Presiden Prabowo Subianto melakukan kunjungan kerja resmi ke Washington DC, Amerika Serikat (AS), setelah lepas landas dari Pangkalan TNI AU Halim Perdanakusuma pada Senin (16/2) pagi sekitar pukul 08.00 WIB. Kepala negara didampingi oleh Menteri Energi dan Sumber Daya Mineral Bahlil Lahadalia serta Sekretaris Kabinet Teddy Indra Wijaya, dengan rombongan yang terbatas guna memastikan efisiensi dan fokus pada agenda kunjungan.
Dalam kunjungan kerja yang diperkirakan berlangsung selama tiga hari ini, Presiden Prabowo diagendakan melakukan pertemuan bilateral khusus dengan Presiden AS Donald Trump di Gedung Putih. Kedua kepala negara akan membahas sejumlah poin penting terkait penguatan hubungan bilateral Indonesia dan Amerika Serikat, serta kerja sama strategis di berbagai bidang prioritas yang menjadi perhatian kedua negara.
Menurut keterangan resmi dari Sekretariat Kabinet, pembahasan dalam pertemuan bilateral akan mencakup beberapa sektor kunci, antara lain kerja sama di bidang energi dan sumber daya mineral, kolaborasi dalam pengembangan teknologi hijau, penguatan keamanan maritim dan pertahanan regional, serta percepatan kerja sama ekonomi dan perdagangan. Selain itu, kedua pihak juga akan membahas isu-isu global terkini yang memengaruhi stabilitas kawasan dan dunia, seperti keberlanjutan lingkungan, penanggulangan perubahan iklim, serta pemberantasan terorisme dan kejahatan lintas batas.

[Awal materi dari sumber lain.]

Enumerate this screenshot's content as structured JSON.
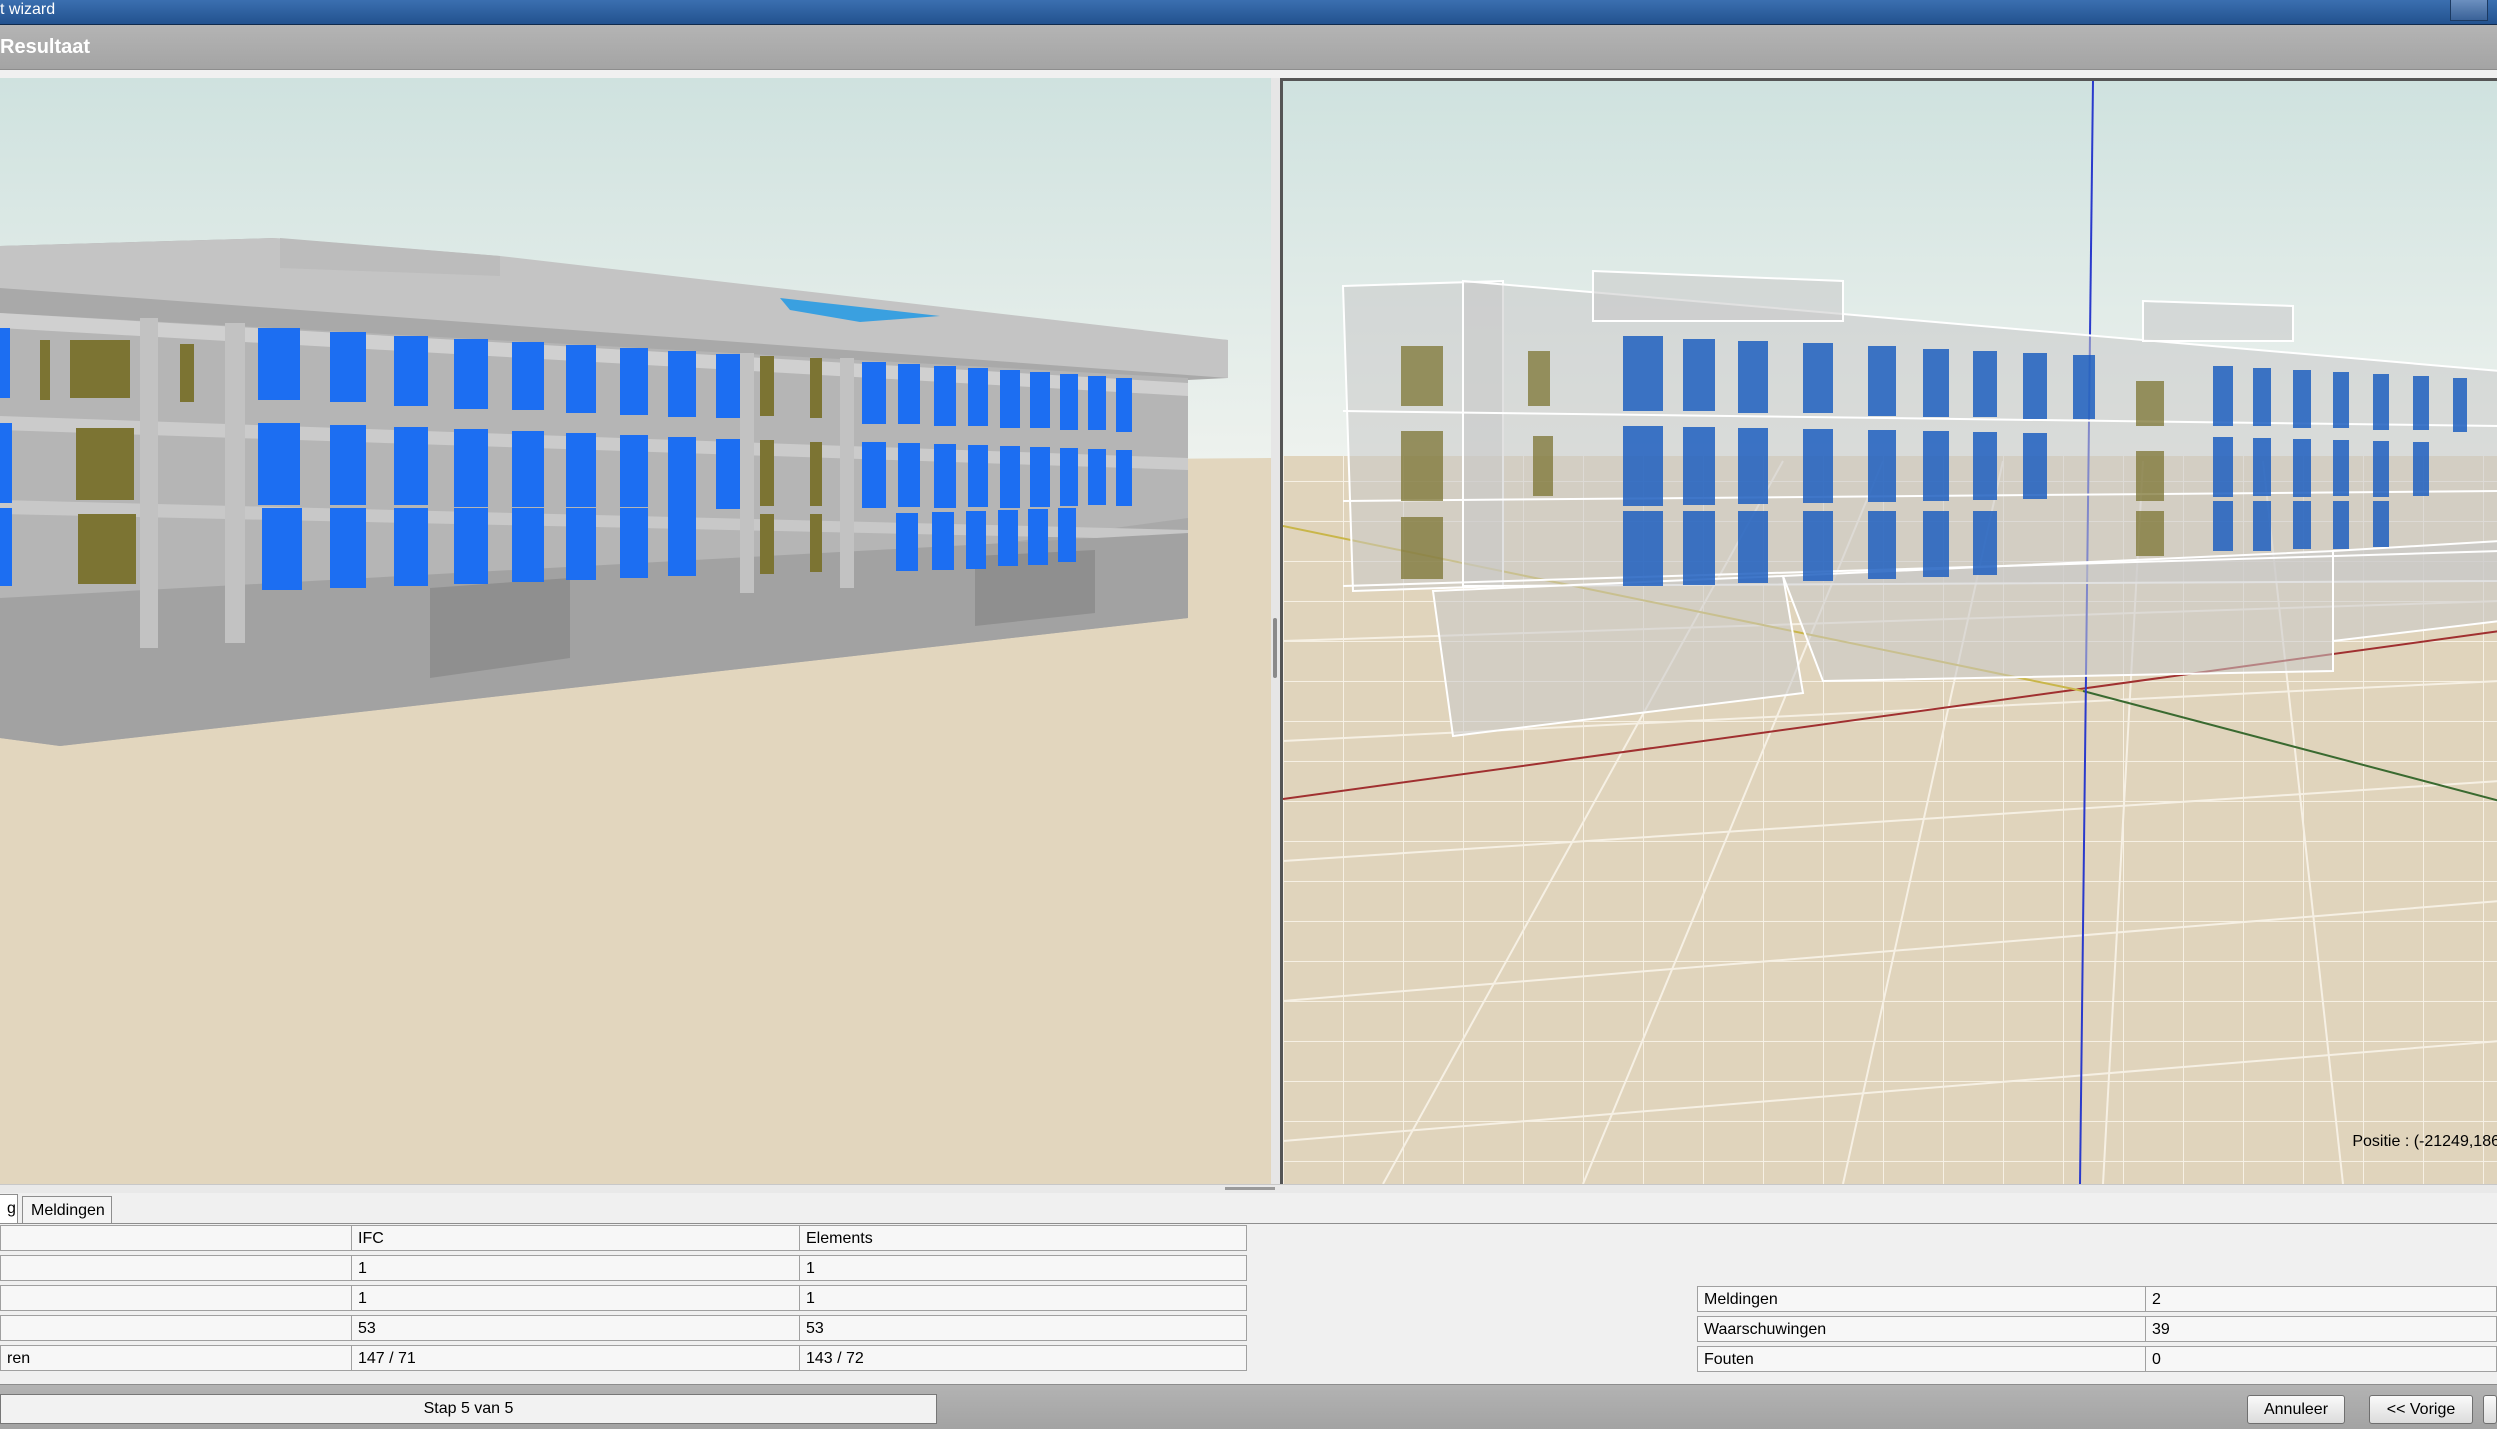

Kunjungan ini menjadi bagian dari langkah aktif diplomasi Indonesia untuk memperkuat posisi nasional di tengah dinamika geopolitik global yang terus berkembang. Sebelumnya, hubungan antara Indonesia dan AS telah menunjukkan perkembangan positif yang signifikan dalam beberapa tahun terakhir. Pada Juli 2025, kedua negara telah mencapai kesepakatan kerangka kerja untuk memulai negosiasi perjanjian perdagangan timbal balik yang diharapkan dapat meningkatkan volume perdagangan dan investasi saling menguntungkan.

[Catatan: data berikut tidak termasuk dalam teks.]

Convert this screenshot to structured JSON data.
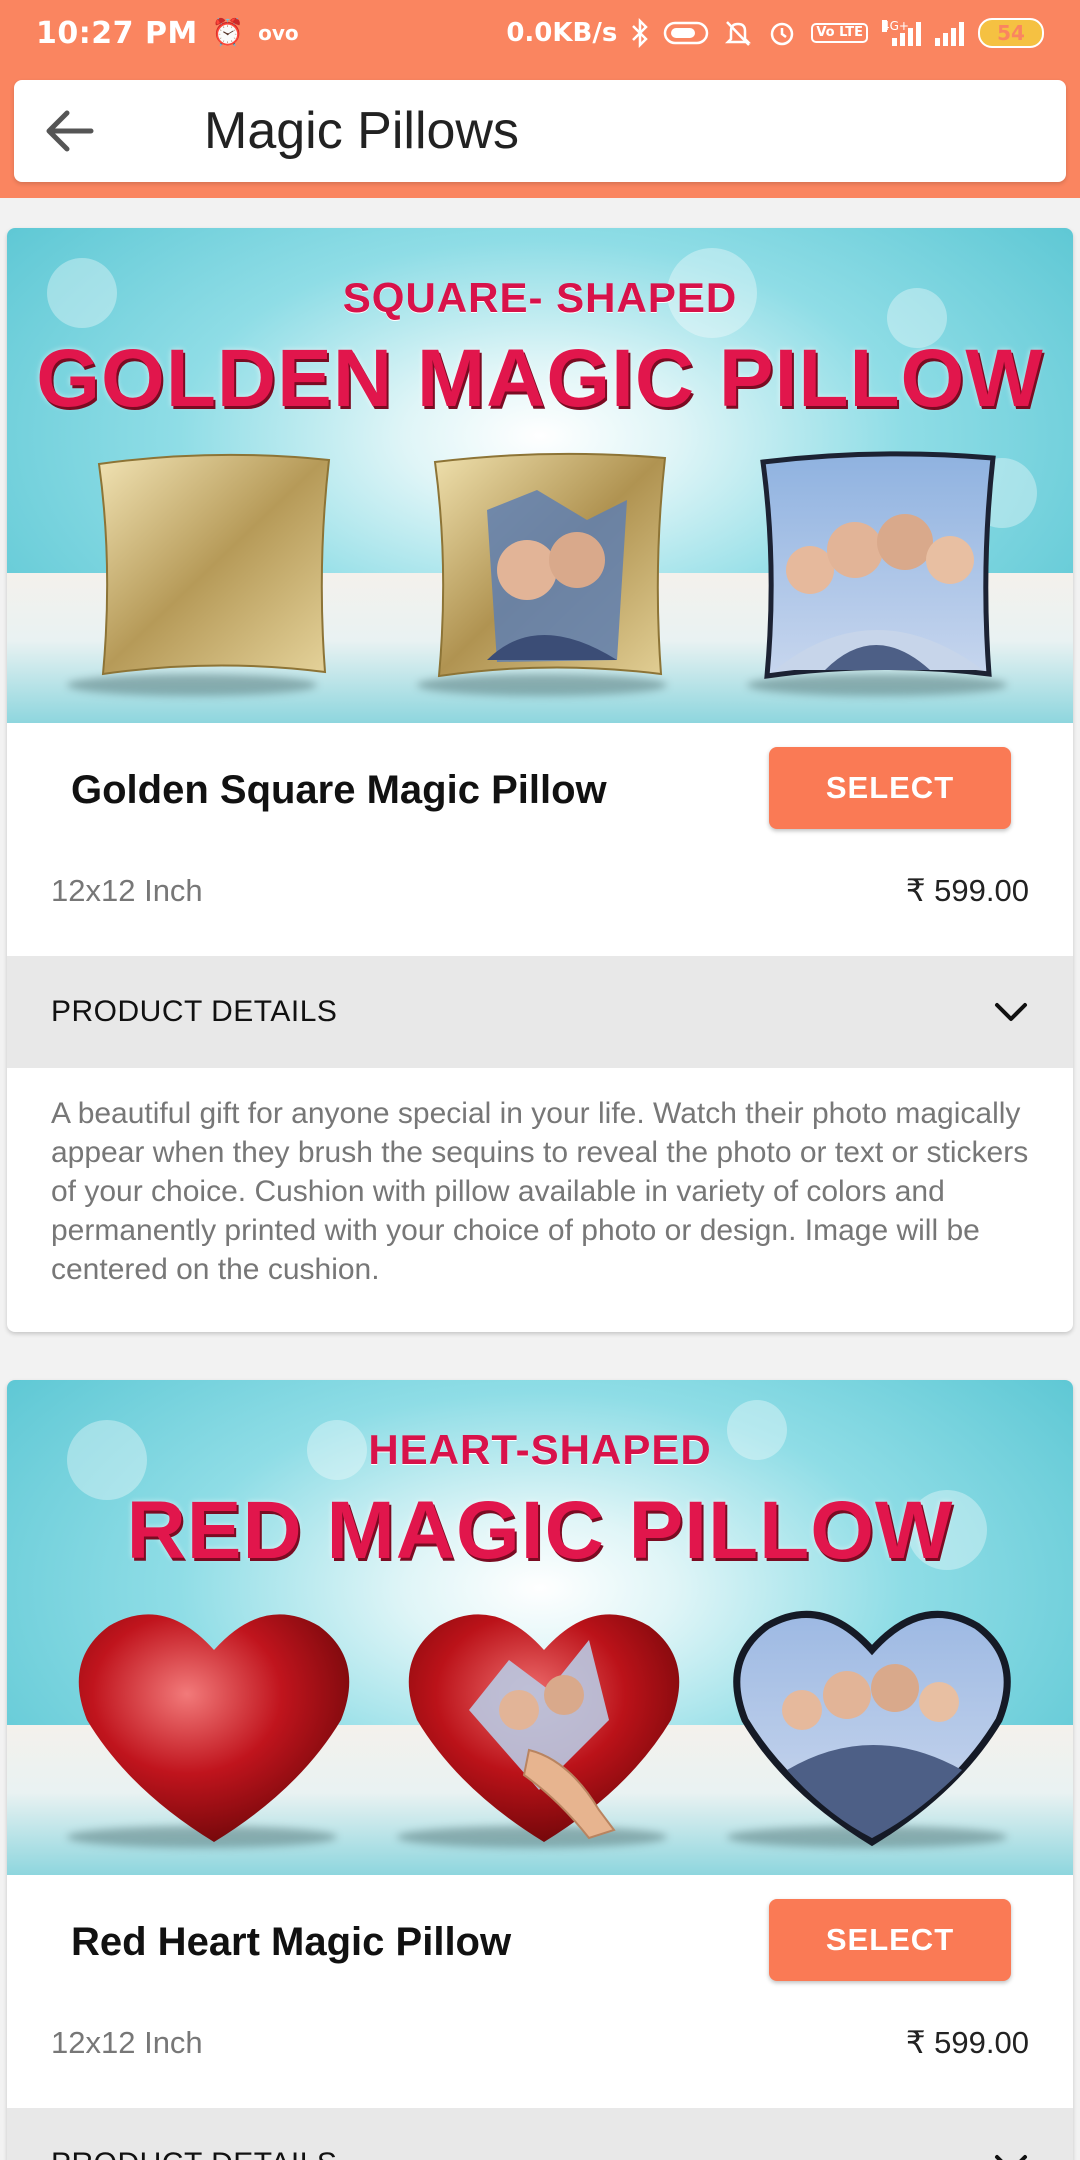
{
  "status_bar": {
    "time": "10:27 PM",
    "ovo": "ovo",
    "net_speed": "0.0KB/s",
    "volte": "Vo LTE",
    "network_type": "4G+",
    "battery": "54",
    "icons": [
      "alarm-icon",
      "bluetooth-icon",
      "toggle-icon",
      "mute-icon",
      "alarm-clock-icon",
      "signal-icon",
      "battery-icon"
    ],
    "background_color": "#fa8560"
  },
  "header": {
    "title": "Magic Pillows",
    "back_icon": "arrow-left-icon"
  },
  "products": [
    {
      "banner_subtitle": "SQUARE- SHAPED",
      "banner_title": "GOLDEN MAGIC PILLOW",
      "name": "Golden Square Magic Pillow",
      "select_label": "SELECT",
      "size": "12x12 Inch",
      "price": "₹ 599.00",
      "details_label": "PRODUCT DETAILS",
      "description": "A beautiful gift for anyone special in your life. Watch their photo magically appear when they brush the sequins to reveal the photo or text or stickers of your choice. Cushion with pillow available in variety of colors and permanently printed with your choice of photo or design. Image will be centered on the cushion."
    },
    {
      "banner_subtitle": "HEART-SHAPED",
      "banner_title": "RED MAGIC PILLOW",
      "name": "Red Heart Magic Pillow",
      "select_label": "SELECT",
      "size": "12x12 Inch",
      "price": "₹ 599.00",
      "details_label": "PRODUCT DETAILS"
    }
  ],
  "colors": {
    "accent": "#fa7a55",
    "banner_text": "#e1164c",
    "details_bg": "#e8e8e8"
  }
}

Selain itu, pada September 2025 silam, pemerintah AS juga telah memperpanjang kerangka kerja sama pembangunan bilateral dengan Indonesia hingga September 2026, dengan tambahan komitmen bantuan dari Badan Pembangunan Internasional Amerika Serikat (USAID) senilai 150 juta dolar AS yang difokuskan pada pengembangan sektor kesehatan, pendidikan, dan ketahanan pangan di Indonesia. Pada periode yang sama, Presiden Prabowo juga telah melakukan kunjungan ke AS untuk menyampaikan pidato penting di Sidang Majelis Umum Perserikatan Bangsa-Bangsa (PBB) ke-80, di mana ia mengusung agenda kerja sama global dalam menghadapi tantangan masa depan.
Menteri Energi dan Sumber Daya Mineral Bahlil Lahadalia yang turut mendampingi menyampaikan bahwa kunjungan ini juga akan menjadi kesempatan untuk memperdalam kerja sama di bidang energi transisi, khususnya dalam pengembangan sumber energi terbarukan seperti energi panas bumi, tenaga surya, dan hidrogen hijau.
“Kita akan membahas potensi kolaborasi teknologi dan investasi di sektor energi yang ramah lingkungan, sekaligus memastikan keamanan pasokan energi bagi kedua negara,” ujarnya sebelum keberangkatan.
Sementara itu, Sekretaris Kabinet Teddy Indra Wijaya menegaskan bahwa kunjungan kerja Presiden Prabowo ke AS merupakan wujud komitmen pemerintah untuk menjaga dan memperkuat hubungan dengan negara-negara mitra utama.
“Kita berkomitmen untuk menjalankan diplomasi yang aktif dan konstruktif, dengan tetap memegang teguh kepentingan nasional dan kepemimpinan Indonesia dalam kawasan,” jelasnya.
Setelah pertemuan bilateral dengan Presiden Trump, Presiden Prabowo juga akan bertemu dengan sejumlah pemimpin bisnis dan investor Amerika Serikat untuk mendorong peningkatan investasi langsung asing ke Indonesia, khususnya di sektor-sektor yang menjadi prioritas pembangunan nasional. Kunjungan ini diharapkan dapat menghasilkan kesepakatan konkret yang memberikan manfaat nyata bagi perkembangan ekonomi dan kemajuan bangsa Indonesia.